Getting connect timeout when sending request to www.fnde.gov.br from deployed app on Hetzner

Question

I hope all is well with you.

I need a solution to a time-out problem when web scraping a URL. The program is running in the cloud, at Hetzner.

This effect can be simulated with the curl command below:

curl https://www.fnde.gov.br/distribuicaosimadnet/confirmarCancelar

Failure Message:

curl https://www.fnde.gov.br/distribuicaosimadnet/confirmarCancelar curl: (28) Failed to connect to www.fnde.gov.br port 443 after 131364 ms: Connection timed out

The curious thing is that this access works correctly in our local machine and in AWS, both on Linux.

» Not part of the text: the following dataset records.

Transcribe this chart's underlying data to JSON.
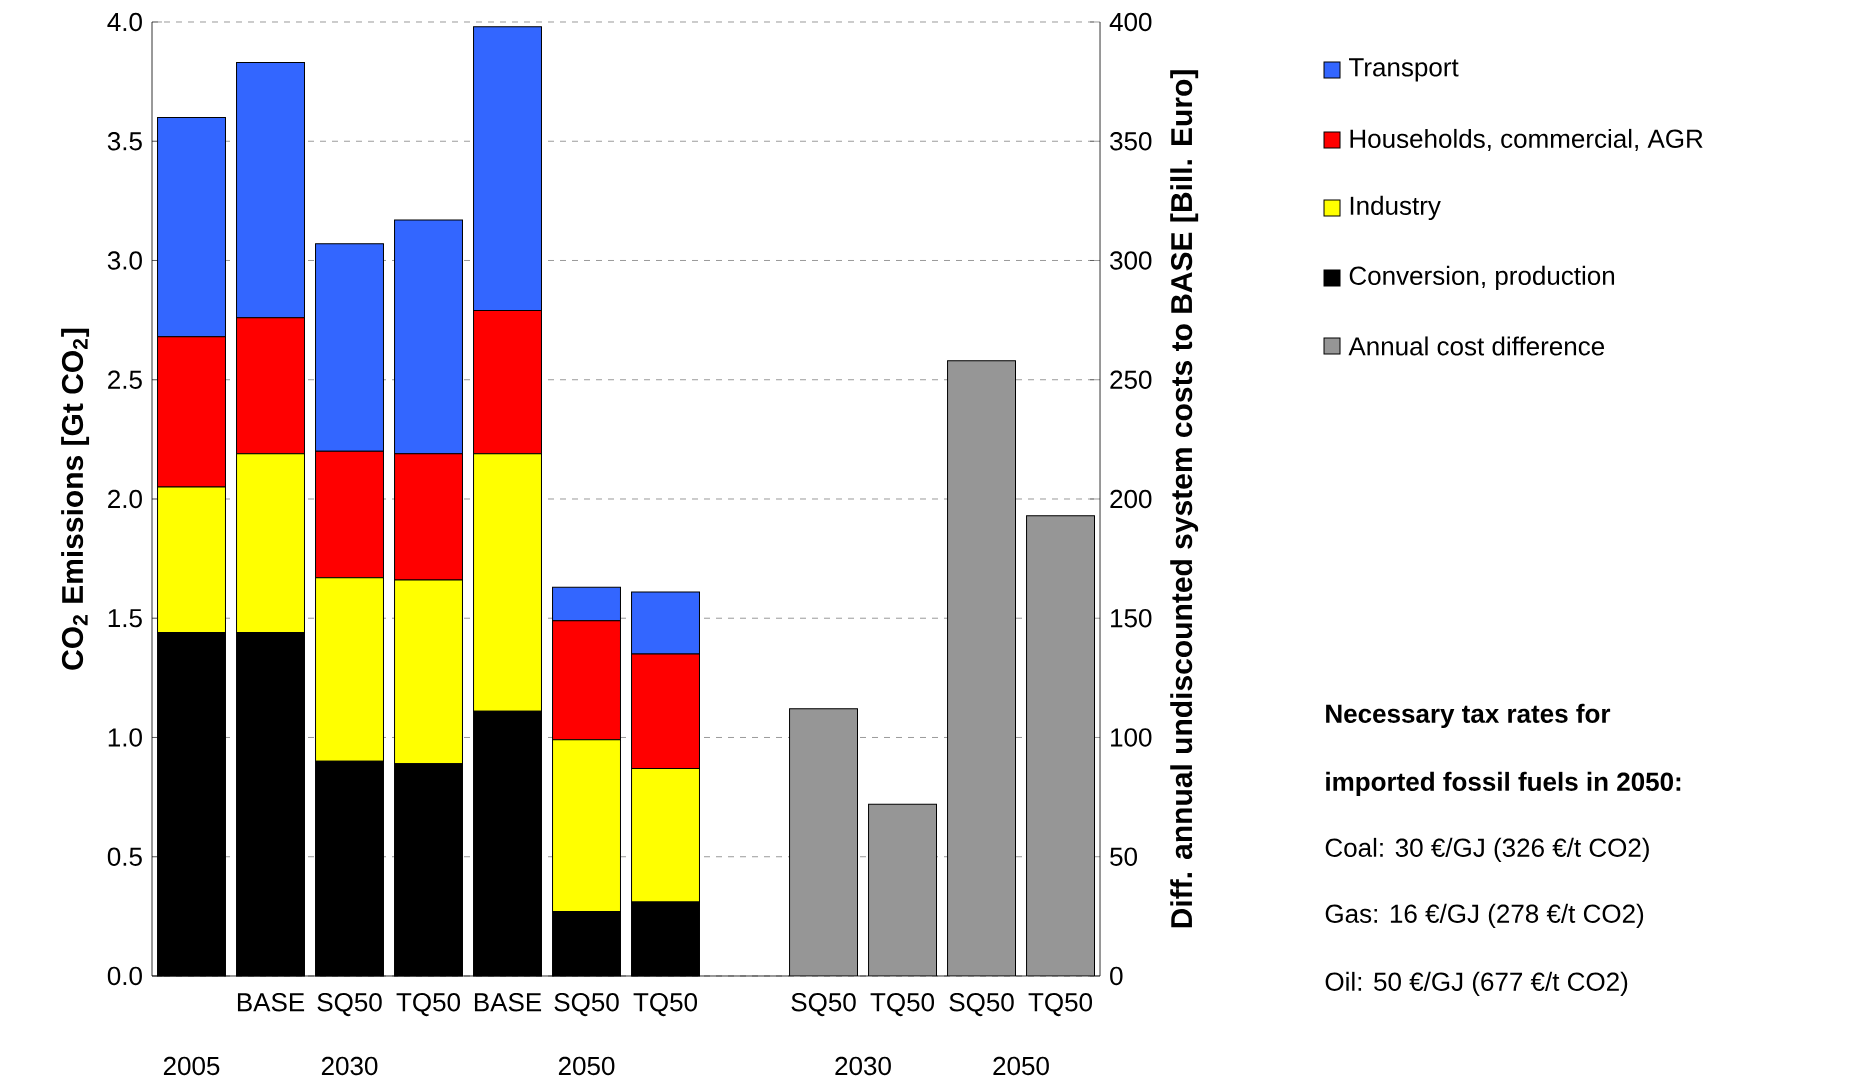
{
  "chart_data": {
    "type": "bar",
    "stacked": true,
    "categories": [
      null,
      "BASE",
      "SQ50",
      "TQ50",
      "BASE",
      "SQ50",
      "TQ50",
      null,
      "SQ50",
      "TQ50",
      "SQ50",
      "TQ50"
    ],
    "series": [
      {
        "name": "Conversion, production",
        "color": "#000000",
        "values": [
          1.44,
          1.44,
          0.9,
          0.89,
          1.11,
          0.27,
          0.31,
          null,
          null,
          null,
          null,
          null
        ]
      },
      {
        "name": "Industry",
        "color": "#ffff00",
        "values": [
          0.61,
          0.75,
          0.77,
          0.77,
          1.08,
          0.72,
          0.56,
          null,
          null,
          null,
          null,
          null
        ]
      },
      {
        "name": "Households, commercial, AGR",
        "color": "#ff0000",
        "values": [
          0.63,
          0.57,
          0.53,
          0.53,
          0.6,
          0.5,
          0.48,
          null,
          null,
          null,
          null,
          null
        ]
      },
      {
        "name": "Transport",
        "color": "#3366ff",
        "values": [
          0.92,
          1.07,
          0.87,
          0.98,
          1.19,
          0.14,
          0.26,
          null,
          null,
          null,
          null,
          null
        ]
      },
      {
        "name": "Annual cost difference",
        "color": "#969696",
        "axis": "y2",
        "values": [
          null,
          null,
          null,
          null,
          null,
          null,
          null,
          null,
          112,
          72,
          258,
          193
        ]
      }
    ],
    "ylabel": "CO$_{2}$ Emissions [Gt CO$_{2}$]",
    "y2label": "Diff. annual undiscounted system costs to BASE [Bill. Euro]",
    "ylim": [
      0,
      4
    ],
    "yticks": [
      {
        "value": 0,
        "label": "0.0"
      },
      {
        "value": 0.5,
        "label": "0.5"
      },
      {
        "value": 1,
        "label": "1.0"
      },
      {
        "value": 1.5,
        "label": "1.5"
      },
      {
        "value": 2,
        "label": "2.0"
      },
      {
        "value": 2.5,
        "label": "2.5"
      },
      {
        "value": 3,
        "label": "3.0"
      },
      {
        "value": 3.5,
        "label": "3.5"
      },
      {
        "value": 4,
        "label": "4.0"
      }
    ],
    "y2lim": [
      0,
      400
    ],
    "y2ticks": [
      0,
      50,
      100,
      150,
      200,
      250,
      300,
      350,
      400
    ],
    "grid": "y",
    "legend": "top right",
    "annotations": [
      "2005",
      "2030",
      "2050",
      "2030",
      "2050",
      "Necessary tax rates for",
      "imported fossil fuels in 2050:",
      "Coal: 30 €/GJ (326 €/t CO2)",
      "Gas:   16 €/GJ (278 €/t CO2)",
      "Oil:      50 €/GJ (677 €/t CO2)"
    ]
  }
}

Another fact that draws attention is that the access below, via curl, can work on Hetzner:

curl https://www.fnde.gov.br/distribuicaosimadnet/selecionar?numeroEntidade=000001406302&anoPrograma=2023&codigoPrograma=01&ufSeleciona=AC&criterios=

The original application is written in Python, but I used curl as an alternative to simulate the problem.

Answer 1

It seems to me that www.fnde.gov.br site admin restricted the access of this website outside the country (Brazil here). This happens with many countries restricting their websites for access.

I assume the Hetzner VM is somewhere in Germany same as where I am. The traceroute command fails after few hops. You could verify the same from ping.eu

Nevertheless, traceroute works from perfops.net Brazil nodes. Their web application seems to be running when I checked with pingdom tools. Test results for you here.

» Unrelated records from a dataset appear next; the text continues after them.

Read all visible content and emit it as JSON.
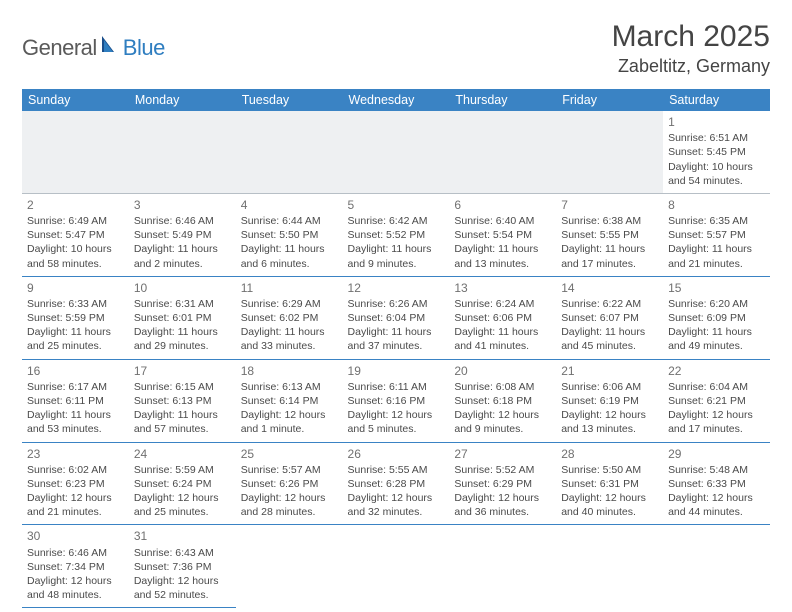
{
  "logo": {
    "gen": "General",
    "blue": "Blue"
  },
  "title": "March 2025",
  "location": "Zabeltitz, Germany",
  "colors": {
    "header_bg": "#3a83c4",
    "header_fg": "#ffffff",
    "border": "#3a83c4",
    "blank_bg": "#eef0f2",
    "logo_blue": "#2f7ec0",
    "logo_grey": "#5a5a5a",
    "text": "#4a4a4a"
  },
  "weekdays": [
    "Sunday",
    "Monday",
    "Tuesday",
    "Wednesday",
    "Thursday",
    "Friday",
    "Saturday"
  ],
  "weeks": [
    [
      null,
      null,
      null,
      null,
      null,
      null,
      {
        "n": "1",
        "sr": "6:51 AM",
        "ss": "5:45 PM",
        "dl": "10 hours and 54 minutes."
      }
    ],
    [
      {
        "n": "2",
        "sr": "6:49 AM",
        "ss": "5:47 PM",
        "dl": "10 hours and 58 minutes."
      },
      {
        "n": "3",
        "sr": "6:46 AM",
        "ss": "5:49 PM",
        "dl": "11 hours and 2 minutes."
      },
      {
        "n": "4",
        "sr": "6:44 AM",
        "ss": "5:50 PM",
        "dl": "11 hours and 6 minutes."
      },
      {
        "n": "5",
        "sr": "6:42 AM",
        "ss": "5:52 PM",
        "dl": "11 hours and 9 minutes."
      },
      {
        "n": "6",
        "sr": "6:40 AM",
        "ss": "5:54 PM",
        "dl": "11 hours and 13 minutes."
      },
      {
        "n": "7",
        "sr": "6:38 AM",
        "ss": "5:55 PM",
        "dl": "11 hours and 17 minutes."
      },
      {
        "n": "8",
        "sr": "6:35 AM",
        "ss": "5:57 PM",
        "dl": "11 hours and 21 minutes."
      }
    ],
    [
      {
        "n": "9",
        "sr": "6:33 AM",
        "ss": "5:59 PM",
        "dl": "11 hours and 25 minutes."
      },
      {
        "n": "10",
        "sr": "6:31 AM",
        "ss": "6:01 PM",
        "dl": "11 hours and 29 minutes."
      },
      {
        "n": "11",
        "sr": "6:29 AM",
        "ss": "6:02 PM",
        "dl": "11 hours and 33 minutes."
      },
      {
        "n": "12",
        "sr": "6:26 AM",
        "ss": "6:04 PM",
        "dl": "11 hours and 37 minutes."
      },
      {
        "n": "13",
        "sr": "6:24 AM",
        "ss": "6:06 PM",
        "dl": "11 hours and 41 minutes."
      },
      {
        "n": "14",
        "sr": "6:22 AM",
        "ss": "6:07 PM",
        "dl": "11 hours and 45 minutes."
      },
      {
        "n": "15",
        "sr": "6:20 AM",
        "ss": "6:09 PM",
        "dl": "11 hours and 49 minutes."
      }
    ],
    [
      {
        "n": "16",
        "sr": "6:17 AM",
        "ss": "6:11 PM",
        "dl": "11 hours and 53 minutes."
      },
      {
        "n": "17",
        "sr": "6:15 AM",
        "ss": "6:13 PM",
        "dl": "11 hours and 57 minutes."
      },
      {
        "n": "18",
        "sr": "6:13 AM",
        "ss": "6:14 PM",
        "dl": "12 hours and 1 minute."
      },
      {
        "n": "19",
        "sr": "6:11 AM",
        "ss": "6:16 PM",
        "dl": "12 hours and 5 minutes."
      },
      {
        "n": "20",
        "sr": "6:08 AM",
        "ss": "6:18 PM",
        "dl": "12 hours and 9 minutes."
      },
      {
        "n": "21",
        "sr": "6:06 AM",
        "ss": "6:19 PM",
        "dl": "12 hours and 13 minutes."
      },
      {
        "n": "22",
        "sr": "6:04 AM",
        "ss": "6:21 PM",
        "dl": "12 hours and 17 minutes."
      }
    ],
    [
      {
        "n": "23",
        "sr": "6:02 AM",
        "ss": "6:23 PM",
        "dl": "12 hours and 21 minutes."
      },
      {
        "n": "24",
        "sr": "5:59 AM",
        "ss": "6:24 PM",
        "dl": "12 hours and 25 minutes."
      },
      {
        "n": "25",
        "sr": "5:57 AM",
        "ss": "6:26 PM",
        "dl": "12 hours and 28 minutes."
      },
      {
        "n": "26",
        "sr": "5:55 AM",
        "ss": "6:28 PM",
        "dl": "12 hours and 32 minutes."
      },
      {
        "n": "27",
        "sr": "5:52 AM",
        "ss": "6:29 PM",
        "dl": "12 hours and 36 minutes."
      },
      {
        "n": "28",
        "sr": "5:50 AM",
        "ss": "6:31 PM",
        "dl": "12 hours and 40 minutes."
      },
      {
        "n": "29",
        "sr": "5:48 AM",
        "ss": "6:33 PM",
        "dl": "12 hours and 44 minutes."
      }
    ],
    [
      {
        "n": "30",
        "sr": "6:46 AM",
        "ss": "7:34 PM",
        "dl": "12 hours and 48 minutes."
      },
      {
        "n": "31",
        "sr": "6:43 AM",
        "ss": "7:36 PM",
        "dl": "12 hours and 52 minutes."
      },
      null,
      null,
      null,
      null,
      null
    ]
  ],
  "labels": {
    "sunrise": "Sunrise:",
    "sunset": "Sunset:",
    "daylight": "Daylight:"
  }
}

As far as the timeouts are concerned, it may not work for you from Hetzner infrastructure as it's either based in Europe & North America only.

Another option could be using vpn/Cloudflare ZTNA connecting to a server located in Brazil

Answer 2

This is with very high likelyhood the website blocking you from outside brazil.

If this isnt fixable any other way you can click a cheap VPN like https://mullvad.net/en and install it on the server. I would go with their wireguard option. Make sure to not set the default route via the VPN or your server might become unaccessible. Here is an example config:

[Interface]
# you need this
PrivateKey = secret-private-key-here
# and this - you can remove the ipv6 address or leave it in, doesnt rly matter if you only use it to access one server
Address = your-private-internal-vpn-ipv4-here,your-private-internal-ipv6-here
# REMOVE THIS!!
#DNS = 100.61.0.24
# REMOVE THIS TOO (if its in your config)
#PostUp = iptables -I OUTPUT ! -o %i -m mark ! --mark $(wg show %i fwmark) -m addrtype ! --dst-type LOCAL -j REJECT && ip6tables -I OUTPUT ! -o %i -m mark ! --mark $(wg show %i fwmark) -m addrtype ! --dst-type LOCAL -j REJECT
#PreDown = iptables -D OUTPUT ! -o %i -m mark ! --mark $(wg show %i fwmark) -m addrtype ! --dst-type LOCAL -j REJECT && ip6tables -D OUTPUT ! -o %i -m mark ! --mark $(wg show %i fwmark) -m addrtype ! --dst-type LOCAL -j REJECT

[Peer]
# You need this
PublicKey = mullvad-wireguard-public-key-here
# CHANGE THIS
AllowedIPs = 0.0.0.0/0,::0/0
# This would set your default route (route to 0.0.0.0/0) to the wireguard server. You don't want to use it by default, only for specific hosts:
# Here you only define the IP you want to access. For stackoverflow.com:
# user@host:~$ host -t A stackoverflow.com
# stackoverflow.com has address 172.64.155.249
# stackoverflow.com has address 104.18.32.7
# you would write:
AllowedIPs = 172.64.155.249/32,104.18.32.7/32

Installing that:

sudo apt install wireguard-tools
sudo editor /etc/wireguard/mullvad.conf

Then to test if it works:

sudo apt install tmux
tmux
# then inside the tmux
sudo systemctl start [email protected]; sleep 10; sudo systemctl stop [email protected]

If you dont loose the connection to the server you're all set. If you do it will be back after 10 seconds. If it goes offline, paste your VPN config here (but redact private information!). You can then enable the wireguard service to start on (re)boot:

sudo systemctl enable [email protected]

Now your server will go over the mullvad VPN if it is accessing the IP you defined.